Поблагодарил я его и распрощался. Молча спускаюсь на скоростном лифте вниз. Страшновато за магнитофон. С такой высоты сорваться – щепки не соберешь. Но спустился благополучно. Выхожу на улицу и о Марусе опять думаю. Беда прямо. Как останешься сам с собой, так сразу стопудовый камень на сердце ложится. Что ж это получается? Вроде отставку она Максиму дает?
Ноги прямо без спросу сами поворачивают к телефонной будке. Нужно позвонить в академию. Может, Людмила Васильевна, – ассистент мой, уже разведала обстановку. Но не тут-то было. В кабину забрался какой-то гражданин. Лица его из-под шляпы и очков почти не видно. Только усы торчат, как у таракана. Жду терпеливо, пока он кончит разговор…
– Или «да», или «нет»! – доносится требовательный голос из будки. – Я человек принципиальный. Что?.. Вам смешно? Не шутите! В вопросах любви надо быть только принципиальным!

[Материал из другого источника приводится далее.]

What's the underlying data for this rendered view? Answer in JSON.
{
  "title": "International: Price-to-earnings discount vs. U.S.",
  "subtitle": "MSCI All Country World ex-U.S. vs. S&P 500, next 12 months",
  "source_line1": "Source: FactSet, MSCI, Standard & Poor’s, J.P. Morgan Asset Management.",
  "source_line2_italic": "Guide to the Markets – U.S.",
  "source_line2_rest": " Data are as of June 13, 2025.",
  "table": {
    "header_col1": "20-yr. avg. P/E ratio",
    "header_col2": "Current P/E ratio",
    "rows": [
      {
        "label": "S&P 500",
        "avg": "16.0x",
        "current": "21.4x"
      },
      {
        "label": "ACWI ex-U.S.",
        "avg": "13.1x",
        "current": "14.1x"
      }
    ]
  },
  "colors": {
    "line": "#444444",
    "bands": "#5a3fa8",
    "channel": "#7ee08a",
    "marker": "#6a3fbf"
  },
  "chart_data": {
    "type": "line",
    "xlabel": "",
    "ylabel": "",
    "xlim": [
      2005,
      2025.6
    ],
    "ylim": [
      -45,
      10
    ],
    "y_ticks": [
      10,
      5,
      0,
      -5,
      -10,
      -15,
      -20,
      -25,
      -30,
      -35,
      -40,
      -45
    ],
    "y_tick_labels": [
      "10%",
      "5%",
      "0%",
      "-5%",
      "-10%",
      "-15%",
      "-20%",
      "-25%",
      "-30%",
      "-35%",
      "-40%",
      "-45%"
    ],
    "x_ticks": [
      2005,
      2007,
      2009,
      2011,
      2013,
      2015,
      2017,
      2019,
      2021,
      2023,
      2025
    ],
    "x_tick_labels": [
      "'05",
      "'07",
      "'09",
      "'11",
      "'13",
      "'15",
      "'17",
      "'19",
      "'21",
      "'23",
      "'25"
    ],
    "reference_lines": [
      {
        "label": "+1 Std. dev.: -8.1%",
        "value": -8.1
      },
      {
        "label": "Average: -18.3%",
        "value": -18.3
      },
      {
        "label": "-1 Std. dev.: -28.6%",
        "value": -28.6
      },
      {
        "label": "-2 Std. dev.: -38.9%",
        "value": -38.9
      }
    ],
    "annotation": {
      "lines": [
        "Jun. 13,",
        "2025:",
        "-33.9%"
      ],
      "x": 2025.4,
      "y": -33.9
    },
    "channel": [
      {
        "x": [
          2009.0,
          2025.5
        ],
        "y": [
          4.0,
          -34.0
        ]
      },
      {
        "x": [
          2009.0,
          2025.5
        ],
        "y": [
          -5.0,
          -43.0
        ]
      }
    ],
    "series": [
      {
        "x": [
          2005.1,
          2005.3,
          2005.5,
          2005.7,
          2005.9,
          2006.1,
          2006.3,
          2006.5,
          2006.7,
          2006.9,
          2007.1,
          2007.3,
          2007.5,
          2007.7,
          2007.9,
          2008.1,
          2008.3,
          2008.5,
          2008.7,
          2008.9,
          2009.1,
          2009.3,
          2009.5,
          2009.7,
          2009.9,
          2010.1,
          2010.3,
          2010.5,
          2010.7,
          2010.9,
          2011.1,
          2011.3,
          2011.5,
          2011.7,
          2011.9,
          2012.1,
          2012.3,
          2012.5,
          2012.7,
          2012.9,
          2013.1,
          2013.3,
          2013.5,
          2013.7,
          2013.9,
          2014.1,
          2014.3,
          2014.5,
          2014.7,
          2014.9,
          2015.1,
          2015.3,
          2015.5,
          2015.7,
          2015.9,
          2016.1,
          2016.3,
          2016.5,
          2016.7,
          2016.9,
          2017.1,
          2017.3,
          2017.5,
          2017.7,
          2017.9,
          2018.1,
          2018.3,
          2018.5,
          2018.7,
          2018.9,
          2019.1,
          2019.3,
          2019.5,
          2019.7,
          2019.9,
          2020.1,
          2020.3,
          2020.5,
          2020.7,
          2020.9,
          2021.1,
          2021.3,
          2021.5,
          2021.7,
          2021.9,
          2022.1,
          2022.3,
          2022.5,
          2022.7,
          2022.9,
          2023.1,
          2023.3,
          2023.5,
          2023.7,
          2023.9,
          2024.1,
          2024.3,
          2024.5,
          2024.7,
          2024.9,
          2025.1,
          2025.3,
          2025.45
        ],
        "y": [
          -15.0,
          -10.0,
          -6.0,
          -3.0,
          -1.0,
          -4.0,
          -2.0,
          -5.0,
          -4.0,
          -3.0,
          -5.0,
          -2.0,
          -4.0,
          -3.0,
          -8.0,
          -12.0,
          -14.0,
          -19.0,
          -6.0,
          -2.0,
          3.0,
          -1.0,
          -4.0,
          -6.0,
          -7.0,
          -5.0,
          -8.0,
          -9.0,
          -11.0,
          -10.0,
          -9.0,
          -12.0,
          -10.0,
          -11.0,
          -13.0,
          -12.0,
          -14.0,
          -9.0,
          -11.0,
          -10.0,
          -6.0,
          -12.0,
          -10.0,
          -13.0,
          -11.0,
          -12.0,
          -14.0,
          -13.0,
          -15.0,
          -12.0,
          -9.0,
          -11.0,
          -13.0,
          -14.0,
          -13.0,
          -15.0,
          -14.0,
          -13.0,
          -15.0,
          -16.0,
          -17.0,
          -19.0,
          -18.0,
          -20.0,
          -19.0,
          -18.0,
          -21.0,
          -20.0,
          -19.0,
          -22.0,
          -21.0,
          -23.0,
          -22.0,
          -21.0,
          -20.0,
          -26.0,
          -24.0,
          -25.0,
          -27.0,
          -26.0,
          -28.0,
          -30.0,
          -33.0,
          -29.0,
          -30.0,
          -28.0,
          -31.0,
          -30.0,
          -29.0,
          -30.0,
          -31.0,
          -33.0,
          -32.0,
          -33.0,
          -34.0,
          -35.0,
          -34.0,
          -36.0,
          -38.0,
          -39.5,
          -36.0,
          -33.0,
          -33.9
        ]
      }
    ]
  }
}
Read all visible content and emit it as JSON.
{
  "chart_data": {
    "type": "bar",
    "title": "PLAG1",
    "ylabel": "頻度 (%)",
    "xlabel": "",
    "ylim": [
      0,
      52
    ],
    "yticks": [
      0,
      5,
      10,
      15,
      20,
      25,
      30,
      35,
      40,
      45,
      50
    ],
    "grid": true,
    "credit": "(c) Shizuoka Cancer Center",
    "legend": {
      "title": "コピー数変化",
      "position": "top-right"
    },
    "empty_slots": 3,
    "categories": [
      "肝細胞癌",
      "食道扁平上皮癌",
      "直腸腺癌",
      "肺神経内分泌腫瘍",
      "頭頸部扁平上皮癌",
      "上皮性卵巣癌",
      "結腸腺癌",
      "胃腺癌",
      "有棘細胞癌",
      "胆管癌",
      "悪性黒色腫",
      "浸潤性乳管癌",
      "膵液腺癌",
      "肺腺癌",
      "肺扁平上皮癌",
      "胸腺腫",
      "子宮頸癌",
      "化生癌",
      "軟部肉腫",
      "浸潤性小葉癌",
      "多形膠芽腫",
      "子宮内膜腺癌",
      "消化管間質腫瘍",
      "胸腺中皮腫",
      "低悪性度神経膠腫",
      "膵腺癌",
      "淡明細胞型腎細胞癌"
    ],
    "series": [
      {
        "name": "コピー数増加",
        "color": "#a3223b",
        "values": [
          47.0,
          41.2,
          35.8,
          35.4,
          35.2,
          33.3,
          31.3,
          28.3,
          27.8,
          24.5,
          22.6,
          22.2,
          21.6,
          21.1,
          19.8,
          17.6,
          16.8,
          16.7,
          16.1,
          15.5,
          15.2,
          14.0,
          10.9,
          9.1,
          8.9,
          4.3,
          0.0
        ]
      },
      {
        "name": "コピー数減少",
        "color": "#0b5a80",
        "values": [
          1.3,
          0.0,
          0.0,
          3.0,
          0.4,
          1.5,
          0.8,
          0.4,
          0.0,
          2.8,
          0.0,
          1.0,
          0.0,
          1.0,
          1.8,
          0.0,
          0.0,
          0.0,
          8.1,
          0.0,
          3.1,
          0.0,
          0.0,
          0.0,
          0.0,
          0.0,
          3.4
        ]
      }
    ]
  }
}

Ишь ты, старый, а тоже от любви страдает. Стучу ему монетой по стеклу:
– Гражданин, уговаривайте скорее!
А он так и ощетинился:
– Вы что, товарищ военный, безобразничаете?! – кричит.
– Больше же трех минут не полагается телефон занимать, – объясняю ему.
– Вы мне не указывайте! – сердито отвечает. А потом в трубку сладеньким голоском: – Нет, это я не вам! Нет, нет, Верочка. Это я одного индивидуума к порядку призываю. Так вот. Как же мне понимать вашу позицию? Да или нет? Позвольте… Позвольте… Вы же знаете, что я люблю вас нежно… И нужно только принципиально.
Я, как конь перед скачками, топчусь на месте и сгораю от нетерпения.
– Товарищ гражданин! – и чуть приоткрываю дверь телефонной будки. – А ну, принципиально закругляйтесь. А то милиционера позову.
А он уже и внимания не обращает, как глухарь во время тока.
– Верочка… Ну, я умоляю вас, Верочка, – стонет. – Вопрос жизни и смерти. Отвечайте, а то я опаздываю. Жена послала за лекарством… Нет, нет, нет! – поперхнулся гражданин. – Не моя жена, не моя! Жена соседа. Я же холостой, Верочка! Алло!.. Алло!..
Видать, Верочка повесила трубку, и шляпа в очках с кислым видом вымелась из будки. Ишь прохвост! Тут люди один раз и на всю жизнь пожениться не могут, а он уже спешит второй раз, если не в третий…
Когда ушел из телефонной будки этот «принципиальный жених», позвонил я в сельскохозяйственную академию швейцару. Отвечает швейцар, что Людмила Васильевна ушла с товарищем Марией Козак в лекционный зал. А если я хочу, то может пригласить к телефону дедушку агронома Олешко – Мусия Платоновича. Он вернулся из планетария и дожидается своих.